Таковым было начало, явно относящееся к поездке тети Сари в Иннсмаут, о которой дед, очевидно, спрашивал Эрайю, Что-то побудило Лютера заняться подобным частным расследованием, а зная отдельные фрагменты событий, Эбнер сделал вывод о том, что начато оно было уже после возвращения Сари в Данвич. Но зачем?

Следующий текст был вклеен в тетрадь и определенно являлся частью какого-то полученного Лютером Уотелеем письма, напечатанного на машинке.

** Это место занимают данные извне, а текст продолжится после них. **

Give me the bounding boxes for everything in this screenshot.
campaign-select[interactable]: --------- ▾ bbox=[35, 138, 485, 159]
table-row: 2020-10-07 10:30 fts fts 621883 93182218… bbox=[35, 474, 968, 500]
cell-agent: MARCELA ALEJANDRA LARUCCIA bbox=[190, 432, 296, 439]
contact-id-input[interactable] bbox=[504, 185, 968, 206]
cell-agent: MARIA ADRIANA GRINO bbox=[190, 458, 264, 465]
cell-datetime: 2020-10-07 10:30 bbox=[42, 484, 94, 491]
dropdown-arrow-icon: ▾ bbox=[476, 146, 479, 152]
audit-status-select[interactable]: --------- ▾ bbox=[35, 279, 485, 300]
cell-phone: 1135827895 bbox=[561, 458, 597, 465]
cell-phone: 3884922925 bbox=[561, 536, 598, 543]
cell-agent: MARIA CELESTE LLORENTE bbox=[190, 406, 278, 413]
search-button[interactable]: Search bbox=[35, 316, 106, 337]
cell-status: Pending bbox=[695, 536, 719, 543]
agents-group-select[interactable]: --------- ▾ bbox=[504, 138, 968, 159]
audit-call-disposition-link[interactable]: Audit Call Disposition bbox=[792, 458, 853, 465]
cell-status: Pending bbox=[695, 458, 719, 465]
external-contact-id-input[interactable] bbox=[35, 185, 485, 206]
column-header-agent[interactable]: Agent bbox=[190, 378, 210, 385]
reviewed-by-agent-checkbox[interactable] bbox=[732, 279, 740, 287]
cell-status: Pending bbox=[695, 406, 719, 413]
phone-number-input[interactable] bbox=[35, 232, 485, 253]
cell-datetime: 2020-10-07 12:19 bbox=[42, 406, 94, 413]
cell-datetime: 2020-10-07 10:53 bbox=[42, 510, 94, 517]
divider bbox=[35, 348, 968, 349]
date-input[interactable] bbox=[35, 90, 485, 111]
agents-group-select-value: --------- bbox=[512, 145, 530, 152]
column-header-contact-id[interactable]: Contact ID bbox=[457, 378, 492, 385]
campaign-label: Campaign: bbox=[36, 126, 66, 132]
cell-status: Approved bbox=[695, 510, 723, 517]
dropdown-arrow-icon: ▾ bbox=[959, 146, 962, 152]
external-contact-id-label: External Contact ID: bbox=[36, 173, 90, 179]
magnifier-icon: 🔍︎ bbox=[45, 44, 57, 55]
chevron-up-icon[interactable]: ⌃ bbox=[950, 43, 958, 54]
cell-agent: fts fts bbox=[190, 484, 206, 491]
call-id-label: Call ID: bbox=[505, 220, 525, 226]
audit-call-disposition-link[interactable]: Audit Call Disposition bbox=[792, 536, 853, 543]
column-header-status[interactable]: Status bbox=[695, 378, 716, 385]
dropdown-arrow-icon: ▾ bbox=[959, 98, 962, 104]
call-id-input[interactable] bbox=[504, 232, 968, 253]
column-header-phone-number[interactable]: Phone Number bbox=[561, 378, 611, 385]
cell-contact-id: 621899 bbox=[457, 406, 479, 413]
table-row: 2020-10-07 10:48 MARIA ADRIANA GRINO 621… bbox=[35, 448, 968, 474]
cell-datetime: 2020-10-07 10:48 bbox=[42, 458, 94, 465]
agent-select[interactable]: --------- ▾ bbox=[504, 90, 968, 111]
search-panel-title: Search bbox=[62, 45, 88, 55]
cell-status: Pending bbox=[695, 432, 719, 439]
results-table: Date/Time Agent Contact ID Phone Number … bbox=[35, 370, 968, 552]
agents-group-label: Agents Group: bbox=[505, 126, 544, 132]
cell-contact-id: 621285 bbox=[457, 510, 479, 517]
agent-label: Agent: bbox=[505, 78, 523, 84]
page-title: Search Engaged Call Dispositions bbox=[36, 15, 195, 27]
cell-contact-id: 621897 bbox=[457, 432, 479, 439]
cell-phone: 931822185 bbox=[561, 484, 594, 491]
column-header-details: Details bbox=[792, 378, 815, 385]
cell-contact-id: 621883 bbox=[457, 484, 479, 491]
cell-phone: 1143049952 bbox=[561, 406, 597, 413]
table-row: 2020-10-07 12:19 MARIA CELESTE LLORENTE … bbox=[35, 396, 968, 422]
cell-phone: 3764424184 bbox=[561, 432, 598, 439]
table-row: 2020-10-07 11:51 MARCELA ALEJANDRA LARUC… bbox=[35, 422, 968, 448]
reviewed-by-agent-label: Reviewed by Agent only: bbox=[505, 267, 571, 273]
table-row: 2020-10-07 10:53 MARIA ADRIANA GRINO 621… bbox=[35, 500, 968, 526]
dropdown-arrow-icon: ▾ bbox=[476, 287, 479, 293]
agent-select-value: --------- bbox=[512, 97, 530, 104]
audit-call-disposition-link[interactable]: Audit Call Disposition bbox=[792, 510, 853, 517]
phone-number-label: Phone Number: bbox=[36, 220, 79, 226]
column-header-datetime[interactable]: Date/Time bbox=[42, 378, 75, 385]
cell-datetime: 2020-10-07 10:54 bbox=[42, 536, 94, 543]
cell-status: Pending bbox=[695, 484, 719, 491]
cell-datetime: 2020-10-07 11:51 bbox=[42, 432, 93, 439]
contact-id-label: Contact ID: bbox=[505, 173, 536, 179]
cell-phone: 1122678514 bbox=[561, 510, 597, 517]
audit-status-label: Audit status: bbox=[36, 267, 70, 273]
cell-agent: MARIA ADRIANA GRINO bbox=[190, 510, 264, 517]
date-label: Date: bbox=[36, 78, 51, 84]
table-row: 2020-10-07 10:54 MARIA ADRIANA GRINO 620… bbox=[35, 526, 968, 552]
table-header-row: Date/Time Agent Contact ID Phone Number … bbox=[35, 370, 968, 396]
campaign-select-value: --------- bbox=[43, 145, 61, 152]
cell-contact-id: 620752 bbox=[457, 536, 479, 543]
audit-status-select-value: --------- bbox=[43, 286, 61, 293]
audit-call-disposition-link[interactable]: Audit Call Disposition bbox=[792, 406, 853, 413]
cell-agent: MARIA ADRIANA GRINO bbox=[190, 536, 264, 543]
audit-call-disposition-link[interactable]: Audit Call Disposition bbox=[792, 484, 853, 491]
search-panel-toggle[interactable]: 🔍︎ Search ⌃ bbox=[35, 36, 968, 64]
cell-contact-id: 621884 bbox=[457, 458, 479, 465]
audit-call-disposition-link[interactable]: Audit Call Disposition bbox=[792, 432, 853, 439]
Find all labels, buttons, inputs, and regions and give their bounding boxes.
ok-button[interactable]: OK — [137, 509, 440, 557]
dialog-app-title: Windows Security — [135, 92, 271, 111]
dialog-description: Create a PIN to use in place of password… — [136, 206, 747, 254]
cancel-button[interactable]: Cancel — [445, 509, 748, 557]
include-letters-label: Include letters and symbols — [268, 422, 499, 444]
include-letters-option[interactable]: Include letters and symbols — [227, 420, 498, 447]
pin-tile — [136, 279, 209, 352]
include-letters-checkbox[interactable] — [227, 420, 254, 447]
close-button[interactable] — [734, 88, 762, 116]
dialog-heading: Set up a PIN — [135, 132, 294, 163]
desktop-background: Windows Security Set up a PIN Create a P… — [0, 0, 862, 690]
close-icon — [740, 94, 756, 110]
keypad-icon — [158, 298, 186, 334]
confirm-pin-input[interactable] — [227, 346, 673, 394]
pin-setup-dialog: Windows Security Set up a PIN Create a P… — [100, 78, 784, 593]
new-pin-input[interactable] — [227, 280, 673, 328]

Похоже на то, что из всех членов их семьи Ральса Марш имеет самую отталкивающую внешность. Глядя на него, можно подумать, что это самый настоящий дегенерат. Я помню твои слова о том, что из всех твоих дочерей Сара не самая красивая, но даже если и так, все равно невозможно взять в толк, как она могла гулять с таким чудищем как Ральса. Ведь в нем, как ни в одном другом члене семьи Марша, заметны признаки того вырождения, которое стало наблюдаться среди них после странной женитьбы Обеда на той полинезийке, причем у него они приобрели особенно омерзительную форму. Кстати сказать, сами Марши отрицали тот факт, что жена Обеда была полинезийкой, хотя он действительно часто плавал туда по своим торговым делам. Лично мне не очень-то верится во все эти россказни насчет какого-то неизвестного острова, на котором он якобы на некоторое время задержался, ну и все прочее.

Насколько я сейчас припоминаю — не забывай, что прошло уже больше двух месяцев, а то и все три, когда она вернулась в Данвич, — они были постоянно вместе. Удивляюсь тому, что Эрайя не сообщил тебе об этом. Никто из нас здесь, разумеется, не мог запретить Саре встречаться с Ральсой — они ведь кузены, да и приехала она погостить именно к Мартам, а не к нам.

По оценке Эбнера, автором этого письма была женщина, также кузина его деда, которая словно невзначай укоряла Лютера за то, что он отправил Сару не к ним, а к представителям другой семейной ветви. В любом случае, однако, получалось, что Лютер через нее наводил справки относительно Ральсы Марша.

Третий фрагмент был также исполнен рукой Лютера -. в нем он как бы суммировал сообщенное в письме Эрайи.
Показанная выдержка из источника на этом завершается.